Friday, February 09, 2007
Sex Police 'Second String'
It amazes me how you can have a problematic thing going on in your life and within a day, something comes along and takes your mind off it. It may not be the answer to your problem, but it starts looking a whole lot better than the actual problem. I love that kind of stuff!
Anyways… I met my friend Christine for lunch today. We met at the place that serves the best pizza in the Triad, Bill’s Pizza Pub on High Point Road in Greensboro. I’ve got nothing against Papa John’s (can’t eat 6 hours before bedtime or I get awful acid indigestion) or the readers of GoTriad Magazine (after all, they voted my blog the Best in the Triad), but why are folks overlooking Bill’s Pizza?
When I was a teenager and playing crappy rock n’ roll with Jonathan Everett and Tracy Thornton every day during summer vacations from Northwest Guilford, we hit Bill’s Pizza Pub (the old location on Battleground) every damn day. We would either buy our own one topping pie for 6 bucks or go in on one. We dreamed of hitting it big and having our relatives overnight Bill’s Pizza (it’s DAMN good cold) to us somewhere on the road. Bill’s Pizza Pub was the place!
Why has everyone seemingly forgotten about Bill’s Pizza?
As Christine and I sat there chewing the fat and eating our super-delicious pepperoni pizza, I noticed an attractive woman putting her money into the jukebox. Within a few seconds of hearing her first selection, her attractiveness went away. I was fighting the urge to yell, “STEP AWAY FROM THE JUKEBOX!”
She played some awful tune by Michael Jackson. I remember hearing it during my run at Peaches Music & Video, but the title was escaping me. I thought that it could have easily been something by Bobby Brown. It had that “I’m a crappy R&B song from the 80’s where ALL 80’s R&B sounded the same” kind of sound.
When she looked up, our eyes met. Even if she were compelled to do me in the bathroom right then and there with our bodies finding pleasure together in the most animalistic ways known to human kind, I’m sure my eyes gave her the idea that I can’t go for that, no can do. With the Michael Jackson tune filling the ear holes of everyone in the building, I’m pretty sure that I was the only one with a disgusted look on their face.
Imagine this face in the mirror…. Pass a cat box that hasn’t been emptied for over a week under your nose. That could have easily been the look on my face.
The now not-so-attractive woman didn’t stop there… Oh no! She followed that horrible tune with “Black Or White”.

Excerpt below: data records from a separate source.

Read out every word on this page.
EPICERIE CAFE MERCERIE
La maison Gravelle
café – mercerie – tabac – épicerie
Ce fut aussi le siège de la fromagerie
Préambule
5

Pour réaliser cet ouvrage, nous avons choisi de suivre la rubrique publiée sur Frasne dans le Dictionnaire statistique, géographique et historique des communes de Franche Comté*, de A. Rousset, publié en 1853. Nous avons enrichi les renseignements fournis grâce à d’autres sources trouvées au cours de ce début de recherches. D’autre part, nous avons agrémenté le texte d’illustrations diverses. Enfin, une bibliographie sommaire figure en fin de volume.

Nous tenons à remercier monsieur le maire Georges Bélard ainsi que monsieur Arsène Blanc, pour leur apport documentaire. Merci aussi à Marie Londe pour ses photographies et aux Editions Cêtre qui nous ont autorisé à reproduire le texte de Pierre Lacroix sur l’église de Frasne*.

Thankfully that was it from her and no more tunes were played on the jukebox during our lunch visit.
I’m guessing that the lady is probably leading a very lonely life with her Michael Jackson CD collection, Precious Moments figurines, and other trinkets of arrested development.
As many people have said about me over the years, it’s a damn shame and such a terrible waste.